En el baile de máscaras, entre el torbellino de sedas y encajes, nuestros pasos se entrelazaron al ritmo del «Vals de los secretos». Bajo el resplandor de las velas, sus ojos, escondidos tras un antifaz dorado, brillaban con una intriga irresistible.
El vals fluía, llevándonos a un mundo donde solo existíamos nosotros dos. Nuestras palabras, susurradas como promesas, se convertían en ecos que bailaban en la noche. Cada giro, un secreto compartido; cada nota, una emoción confesada.
Pero el tiempo se nos escapaba como arena entre los dedos.
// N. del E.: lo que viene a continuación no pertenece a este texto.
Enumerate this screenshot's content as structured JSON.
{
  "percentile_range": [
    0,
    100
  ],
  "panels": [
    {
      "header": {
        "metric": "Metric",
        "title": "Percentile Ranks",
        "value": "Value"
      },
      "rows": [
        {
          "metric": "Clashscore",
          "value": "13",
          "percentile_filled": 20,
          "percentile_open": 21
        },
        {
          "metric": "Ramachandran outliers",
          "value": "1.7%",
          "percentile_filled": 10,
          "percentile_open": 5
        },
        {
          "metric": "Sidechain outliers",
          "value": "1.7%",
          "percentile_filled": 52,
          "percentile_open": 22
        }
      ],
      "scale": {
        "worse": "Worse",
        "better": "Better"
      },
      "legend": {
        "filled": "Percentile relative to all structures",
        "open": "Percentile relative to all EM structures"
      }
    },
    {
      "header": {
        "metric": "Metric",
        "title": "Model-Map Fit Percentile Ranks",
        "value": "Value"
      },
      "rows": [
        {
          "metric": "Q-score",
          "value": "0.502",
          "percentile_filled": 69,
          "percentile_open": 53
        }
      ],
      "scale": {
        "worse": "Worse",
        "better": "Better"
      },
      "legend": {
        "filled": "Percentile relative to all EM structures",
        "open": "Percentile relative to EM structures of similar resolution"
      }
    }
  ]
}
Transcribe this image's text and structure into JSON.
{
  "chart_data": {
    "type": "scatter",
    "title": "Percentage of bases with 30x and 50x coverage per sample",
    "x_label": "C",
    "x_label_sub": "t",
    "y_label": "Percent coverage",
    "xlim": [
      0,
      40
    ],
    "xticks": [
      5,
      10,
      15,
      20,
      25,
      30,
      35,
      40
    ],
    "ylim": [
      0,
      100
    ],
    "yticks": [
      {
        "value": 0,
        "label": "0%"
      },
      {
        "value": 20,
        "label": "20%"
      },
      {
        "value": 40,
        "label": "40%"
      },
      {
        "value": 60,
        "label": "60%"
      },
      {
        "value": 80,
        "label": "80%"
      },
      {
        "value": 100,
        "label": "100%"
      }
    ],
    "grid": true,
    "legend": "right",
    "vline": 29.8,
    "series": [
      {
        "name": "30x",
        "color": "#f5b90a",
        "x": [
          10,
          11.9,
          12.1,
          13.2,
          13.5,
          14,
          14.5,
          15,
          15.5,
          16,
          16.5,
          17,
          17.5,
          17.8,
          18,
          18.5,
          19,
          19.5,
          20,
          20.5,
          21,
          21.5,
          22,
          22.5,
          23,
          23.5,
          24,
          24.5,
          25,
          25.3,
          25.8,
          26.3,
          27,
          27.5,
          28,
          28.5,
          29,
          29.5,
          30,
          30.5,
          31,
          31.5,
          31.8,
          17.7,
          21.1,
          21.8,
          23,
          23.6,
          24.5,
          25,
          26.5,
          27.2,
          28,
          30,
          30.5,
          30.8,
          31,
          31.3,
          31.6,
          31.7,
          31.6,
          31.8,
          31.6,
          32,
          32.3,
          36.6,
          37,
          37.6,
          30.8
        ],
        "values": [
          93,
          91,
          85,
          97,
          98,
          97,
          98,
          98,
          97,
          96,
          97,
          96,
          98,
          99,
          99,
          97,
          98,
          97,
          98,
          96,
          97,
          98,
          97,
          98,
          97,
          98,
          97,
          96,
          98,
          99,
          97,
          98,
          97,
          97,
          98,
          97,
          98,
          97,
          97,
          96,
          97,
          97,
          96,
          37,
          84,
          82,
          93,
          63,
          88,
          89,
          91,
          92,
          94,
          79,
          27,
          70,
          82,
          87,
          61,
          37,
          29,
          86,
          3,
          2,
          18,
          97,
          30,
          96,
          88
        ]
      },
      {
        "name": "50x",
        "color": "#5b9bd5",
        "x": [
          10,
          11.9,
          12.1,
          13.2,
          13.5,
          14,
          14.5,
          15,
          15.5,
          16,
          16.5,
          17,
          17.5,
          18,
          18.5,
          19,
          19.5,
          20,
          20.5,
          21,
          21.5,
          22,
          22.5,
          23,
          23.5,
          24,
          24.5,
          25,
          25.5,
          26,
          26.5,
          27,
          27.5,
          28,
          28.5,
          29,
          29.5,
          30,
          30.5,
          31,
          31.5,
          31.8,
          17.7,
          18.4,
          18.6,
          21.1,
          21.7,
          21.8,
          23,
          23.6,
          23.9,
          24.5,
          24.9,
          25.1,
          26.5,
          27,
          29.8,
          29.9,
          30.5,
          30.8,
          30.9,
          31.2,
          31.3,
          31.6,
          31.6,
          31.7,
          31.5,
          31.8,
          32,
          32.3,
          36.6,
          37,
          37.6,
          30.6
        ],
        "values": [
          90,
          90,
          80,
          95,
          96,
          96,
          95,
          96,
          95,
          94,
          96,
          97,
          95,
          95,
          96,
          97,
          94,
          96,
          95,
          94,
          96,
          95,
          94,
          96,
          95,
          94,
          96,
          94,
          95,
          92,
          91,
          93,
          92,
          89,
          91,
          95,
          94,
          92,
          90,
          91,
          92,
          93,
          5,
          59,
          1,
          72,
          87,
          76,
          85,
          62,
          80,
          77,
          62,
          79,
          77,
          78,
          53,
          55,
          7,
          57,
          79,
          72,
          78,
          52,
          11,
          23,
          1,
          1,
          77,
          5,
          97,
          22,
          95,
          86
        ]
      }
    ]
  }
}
Con el último acorde, él desapareció entre la multitud, dejando solo el recuerdo de nuestro baile y la promesa de volver a encontrarnos.
Los días se convirtieron en noches, y las noches en anhelo. Busqué en cada rostro, esperando un destello de reconocimiento, pero él se había desvanecido como el humo en el aire. Hasta que una noche, volví a escuchar las notas familiares del «Vals de los secretos» en un salón abarrotado.
Mi corazón latió con fuerza mientras me acercaba al centro de la pista. Allí, bajo las luces tenues, estaba él, con el mismo antifaz dorado. Nuestros ojos se encontraron a través del baile, y todo el mundo desapareció.
En ese instante, supe que nuestros secretos habían sido guardados para este momento, un reencuentro que desafiaba el tiempo y el destino. Y así, al ritmo del «Vals de los secretos», volvimos a bailar, entrelazando nuestros pasos y nuestras almas para siempre.